CVE-2024-45324 is a use of externally-controlled format string vulnerability (CWE-134) found in multiple Fortinet products, including FortiOS, FortiProxy, FortiPAM, FortiSRA, and FortiWeb. This vulnerability exists in FortiOS versions 7.4.0 through 7.4.4, 7.2.0 through 7.2.9, 7.0.0 through 7.0.15, and versions before 6.4.15, as well as corresponding versions of FortiProxy, FortiPAM, FortiSRA, and FortiWeb. The flaw allows a privileged attacker to execute unauthorized code or commands by sending specially crafted HTTP or HTTPS requests to the affected devices. The root cause is improper handling of format strings that are externally controlled, which can lead to memory corruption and arbitrary code execution. The vulnerability requires the attacker to have high privileges on the device, but does not require user interaction. The CVSS v3.1 base score is 7.0, indicating high severity, with network attack vector, low attack complexity, and full impact on confidentiality, integrity, and availability. No public exploits have been reported yet, but the vulnerability is critical due to the widespread use of Fortinet products in enterprise and critical infrastructure environments. The vulnerability could allow attackers to take full control of affected devices, potentially disrupting network security functions and exposing sensitive data.

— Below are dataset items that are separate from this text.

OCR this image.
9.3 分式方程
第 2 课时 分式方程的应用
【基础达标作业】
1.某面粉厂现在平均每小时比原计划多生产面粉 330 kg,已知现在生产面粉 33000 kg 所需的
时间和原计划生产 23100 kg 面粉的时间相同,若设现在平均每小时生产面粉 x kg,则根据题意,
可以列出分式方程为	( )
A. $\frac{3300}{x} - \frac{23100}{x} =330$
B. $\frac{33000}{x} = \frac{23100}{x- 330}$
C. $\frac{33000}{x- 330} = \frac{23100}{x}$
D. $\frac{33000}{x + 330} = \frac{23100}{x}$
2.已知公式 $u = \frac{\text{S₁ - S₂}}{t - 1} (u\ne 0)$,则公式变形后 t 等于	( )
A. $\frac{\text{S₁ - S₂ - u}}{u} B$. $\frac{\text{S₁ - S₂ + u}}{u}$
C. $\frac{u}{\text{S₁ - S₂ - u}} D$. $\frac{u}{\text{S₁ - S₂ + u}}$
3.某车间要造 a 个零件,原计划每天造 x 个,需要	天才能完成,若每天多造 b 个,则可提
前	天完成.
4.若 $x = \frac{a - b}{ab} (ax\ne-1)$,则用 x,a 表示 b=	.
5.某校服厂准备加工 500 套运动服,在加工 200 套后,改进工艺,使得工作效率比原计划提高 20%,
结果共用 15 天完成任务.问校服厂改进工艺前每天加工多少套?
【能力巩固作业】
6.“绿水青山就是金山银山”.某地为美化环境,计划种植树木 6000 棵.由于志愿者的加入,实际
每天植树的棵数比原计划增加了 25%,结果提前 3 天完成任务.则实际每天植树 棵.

For European organizations, this vulnerability poses a significant threat to network security infrastructure. Fortinet devices are widely deployed across enterprises, government agencies, and critical infrastructure sectors in Europe for firewalling, VPN, web application security, and privileged access management. Exploitation could lead to unauthorized code execution, allowing attackers to bypass security controls, intercept or manipulate sensitive communications, disrupt availability of security services, and potentially pivot to other internal systems. This could result in data breaches, operational disruptions, and loss of trust. Given the critical role of Fortinet devices in perimeter and internal network defense, successful exploitation could have cascading effects on organizational cybersecurity posture. The lack of known exploits currently provides a window for proactive mitigation, but the high severity and network accessibility mean that European organizations must act swiftly to prevent potential attacks.

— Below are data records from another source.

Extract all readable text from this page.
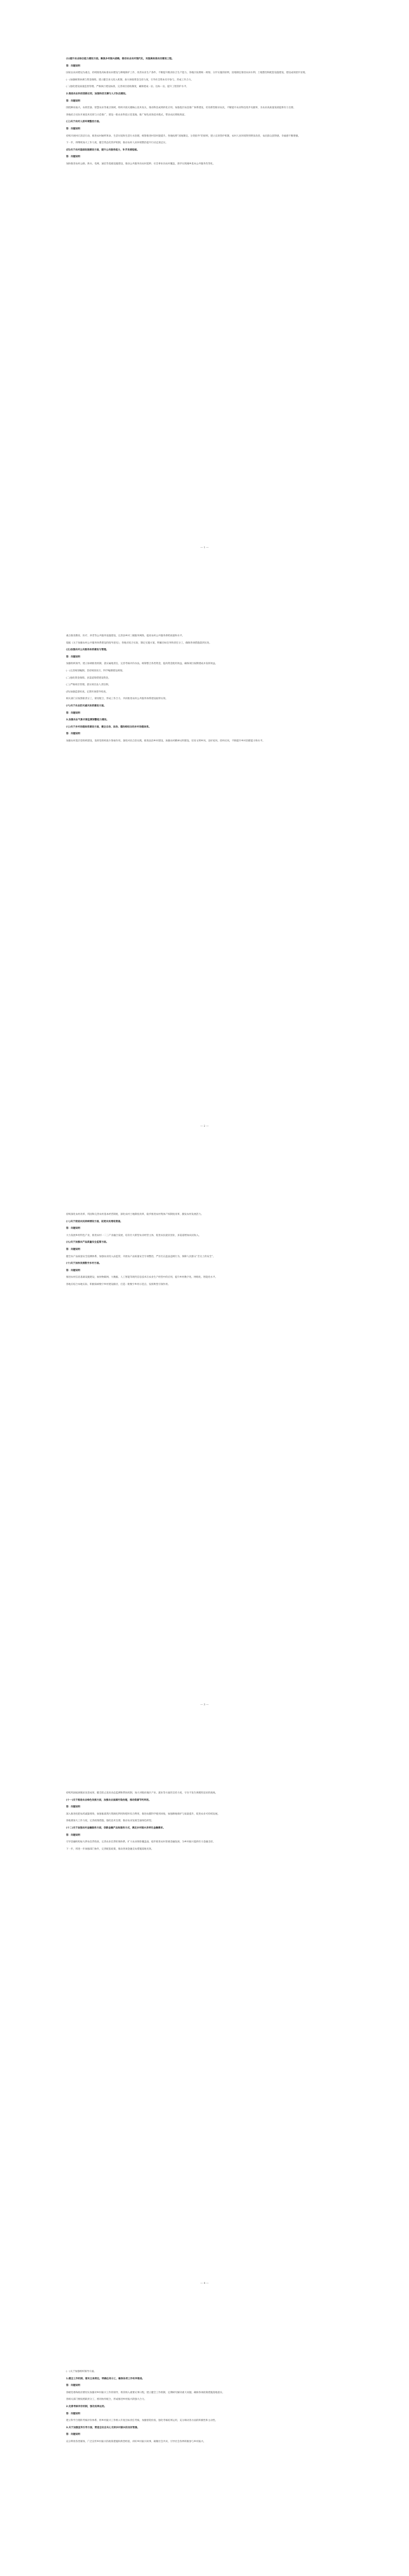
(1)提升农业综合能力建设方面。聚焦乡村振兴战略，推动农业农村现代化，实施高标准农田建设工程。

答：问题说明

国家以农田建设为重点，持续推进高标准农田建设与耕地保护工作，改善农业生产条件，不断提升粮食综合生产能力。各地区按照统一规划、分步实施的原则，因地制宜推进农田水利、土地整治和配套设施建设，建设成效逐步显现。

(一)加强统筹协调与资金保障。建立健全多元投入机制，加大财政资金支持力度，引导社会资本有序参与，形成工作合力。

(二)强化建设质量监督管理。严格执行建设标准，完善项目验收制度，确保建成一亩、达标一亩，提升工程管护水平。

2.推进农业科技创新应用，加强科技支撑与人才队伍建设。

答：问题说明

围绕种业振兴、农机装备、智慧农业等重点领域，组织开展关键核心技术攻关，推动科技成果转化应用。加强基层农技推广体系建设，培育新型职业农民，不断提升农业科技进步贡献率，为农业高质量发展提供有力支撑。

各地结合实际开展技术培训与示范推广，建设一批农业科技示范基地，推广绿色高效技术模式，带动农民增收致富。

(三)关于农村人居环境整治方面。

答：问题说明

持续开展村庄清洁行动，推进农村厕所革命、生活垃圾和生活污水治理，统筹推进村容村貌提升。各地按照“因地制宜、分类指导”的原则，建立长效管护机制，农村人居环境得到明显改善，农民群众获得感、幸福感不断增强。

下一步，将继续加大工作力度，健全常态化管护机制，推动农村人居环境整治提升行动走深走实。

(四)关于农村基础设施建设方面，提升公共服务能力，补齐发展短板。

答：问题说明

加快推进农村公路、供水、电网、通信等基础设施建设，推动公共服务向农村延伸、社会事业向农村覆盖，逐步实现城乡基本公共服务均等化。

— 1 —

重点推进教育、医疗、养老等公共服务设施建设，完善县乡村三级服务网络，提高农村公共服务供给质量和水平。

依据《关于加强农村公共服务体系建设的指导意见》，各地应结合实际，制定实施方案，明确目标任务和责任分工，确保各项措施落到实处。

(五)加强农村公共服务体系建设与管理。

答：问题说明

加强组织领导，建立协调推进机制，落实属地责任，完善考核评价办法。统筹整合各类资金，提高资金使用效益，确保项目按期建成并发挥效益。

(一)完善规划编制。坚持规划先行，科学编制建设规划。

(二)强化资金保障。多渠道筹措建设资金。

(三)严格项目管理。落实项目法人责任制。

(四)加强监督检查。定期开展督导检查。

相关部门应按照职责分工，密切配合，形成工作合力，共同推进农村公共服务体系建设取得实效。

(六)关于农业防灾减灾体系建设方面。

答：问题说明

3.加强农业气象灾害监测预警能力建设。

(七)关于乡村治理体系建设方面，健全自治、法治、德治相结合的乡村治理体系。

答：问题说明

加强农村基层党组织建设，发挥党组织战斗堡垒作用。深化村民自治实践，推进法治乡村建设，加强农村精神文明建设，培育文明乡风、良好家风、淳朴民风，不断提升乡村治理能力和水平。

— 2 —

持续深化农村改革，巩固和完善农村基本经营制度，深化农村土地制度改革，稳步推进农村集体产权制度改革，激发农村发展活力。

(八)关于促进农民持续增收方面，拓宽农民增收渠道。

答：问题说明

大力发展乡村特色产业，推进农村一二三产业融合发展，培育壮大新型农业经营主体，促进农民就业创业，多渠道增加农民收入。

(九)关于加强农产品质量安全监管方面。

答：问题说明

健全农产品质量安全追溯体系，加强农业投入品监管，开展农产品质量安全专项整治，严厉打击违法违规行为，保障人民群众“舌尖上的安全”。

(十)关于加快发展数字乡村方面。

答：问题说明

推进农村信息基础设施建设，加快物联网、大数据、人工智能等现代信息技术在农业生产经营中的应用，提升乡村数字化、网络化、智能化水平。

各地应结合本地实际，积极探索数字乡村建设路径，打造一批数字乡村示范点，发挥典型引领作用。

— 3 —

持续巩固拓展脱贫攻坚成果，健全防止返贫动态监测和帮扶机制，加大对脱贫地区产业、就业等方面的支持力度，守住不发生规模性返贫的底线。

(十一)关于推进农业绿色发展方面，加强农业面源污染治理，推动资源节约利用。

答：问题说明

深入推进化肥农药减量增效，加强畜禽粪污资源化利用和秸秆综合利用，推进农膜科学使用回收，加强耕地保护与质量提升，促进农业可持续发展。

各地要加大工作力度，完善政策措施，强化技术支撑，推动农业发展全面绿色转型。

(十二)关于加强农村金融服务方面，创新金融产品和服务方式，满足乡村振兴多样化金融需求。

答：问题说明

引导金融机构加大涉农信贷投放，完善农业信贷担保体系，扩大农业保险覆盖面，稳步推进农村普惠金融发展，为乡村振兴提供有力金融支持。

下一步，将进一步加强部门协作，完善配套政策，推动各项金融支农措施落地见效。

— 4 —

(一)关于加强组织领导方面。

1.健全工作机制，落实主体责任，明确任务分工，确保各项工作有序推进。

答：问题说明

各级党委和政府要切实加强对乡村振兴工作的领导，将其纳入重要议事日程，建立健全工作机制，定期研究解决重大问题，确保各项政策措施落地落实。

各相关部门要按照职责分工，密切协作配合，形成推进乡村振兴的强大合力。

2.完善考核评价机制，强化结果运用。

答：问题说明

建立科学合理的考核评价体系，将乡村振兴工作纳入年度目标责任考核，加强督促检查，强化考核结果运用，充分调动各方面的积极性和主动性。

3.关于加强宣传引导方面，营造全社会关心支持乡村振兴的良好氛围。

答：问题说明

充分利用各类媒体，广泛宣传乡村振兴的政策措施和典型经验，讲好乡村振兴故事，凝聚社会共识，引导社会各界积极参与乡村振兴。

Organizations should immediately identify and inventory all affected Fortinet products and versions within their environment. Applying vendor-provided patches or updates as soon as they become available is the most effective mitigation. Until patches are applied, network segmentation should be enforced to limit access to management interfaces of Fortinet devices. Access controls should be tightened to restrict privileged user access and monitor for unusual activity. Employing web application firewalls and intrusion detection/prevention systems to detect and block suspicious HTTP/HTTPS requests targeting Fortinet devices can reduce exploitation risk. Regularly audit device configurations and logs for signs of exploitation attempts. Additionally, organizations should implement multi-factor authentication for administrative access and ensure that devices are not exposed directly to untrusted networks. Coordinating with Fortinet support and subscribing to security advisories will help maintain awareness of updates and emerging threats related to this vulnerability.